States can receive passthrough federal funds equivalent to federal spending that would have occurred under federal programs, enabling consolidated state funding and potentially simpler budgeting for state plans.
States assuming control must meet 10-year federal budget neutrality and may need new state funding, which could lead to higher state taxes or benefit/design trade-offs that affect residents.
People in states that choose not to adopt a state plan (or fail to sustain one) would face uneven access to coverage nationwide, creating geographic disparities in who benefits.
If a state misses coverage targets or during the transition from federal to state control, enrollees risk disruptions in coverage, continuity of care, eligibility, and payments (including potential termination of waivers).
Based on analysis of 2 sections of legislative text.
Allows states to seek federal waivers to replace federal programs with state-run universal health care plans that meet coverage, benefit, and budget-neutrality requirements.

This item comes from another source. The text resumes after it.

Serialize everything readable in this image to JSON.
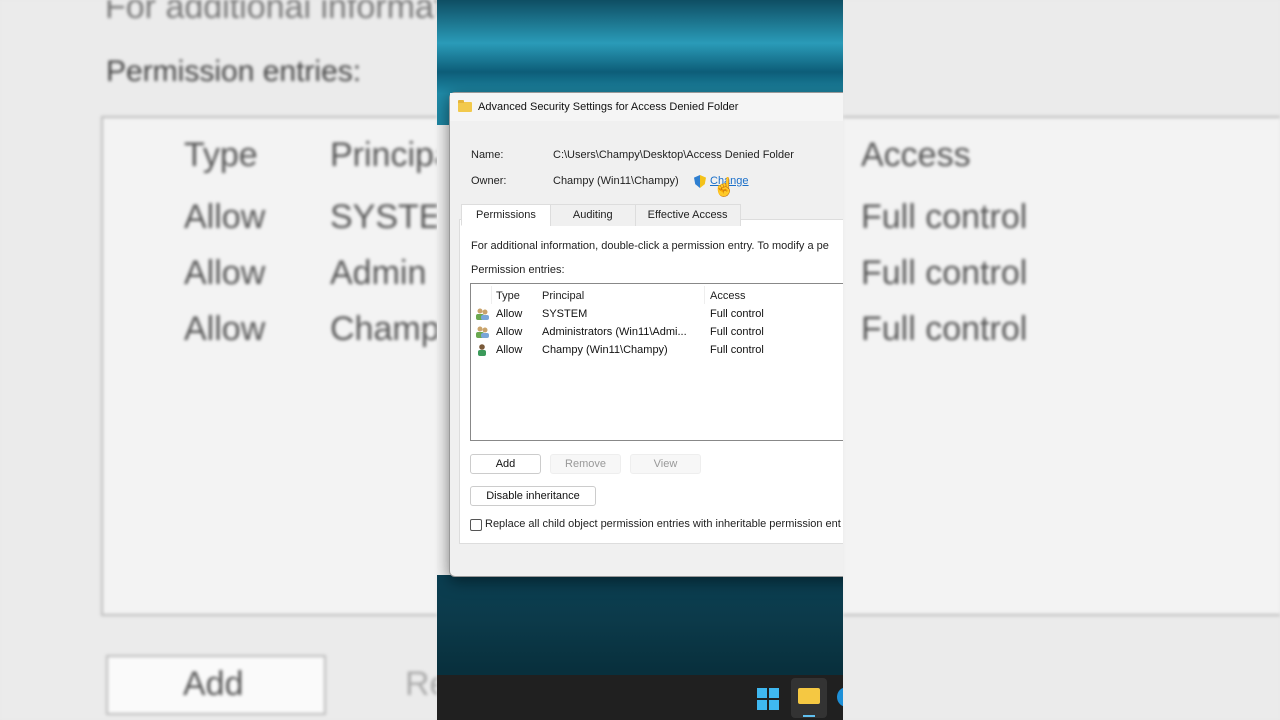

Introduced July 15, 2025 by Edward John Markey · Last progress July 15, 2025
Allows states to apply for a federal waiver to run their own universal health care program in place of some federal programs and insurance market rules. To get approval, a state must show legal authority, a plan to cover at least 95% of residents within five years, a 10-year budget that is budget-neutral to the federal government, and maintain key consumer protections and benefit standards. The Secretary of Health and Human Services must review applications, can require budget neutrality, may approve passthrough funding, and can terminate waivers that fail to meet requirements; states must submit regular reports and audits to HHS and Congress. The waiver option could take effect for plan years starting January 1, 2026, if approved.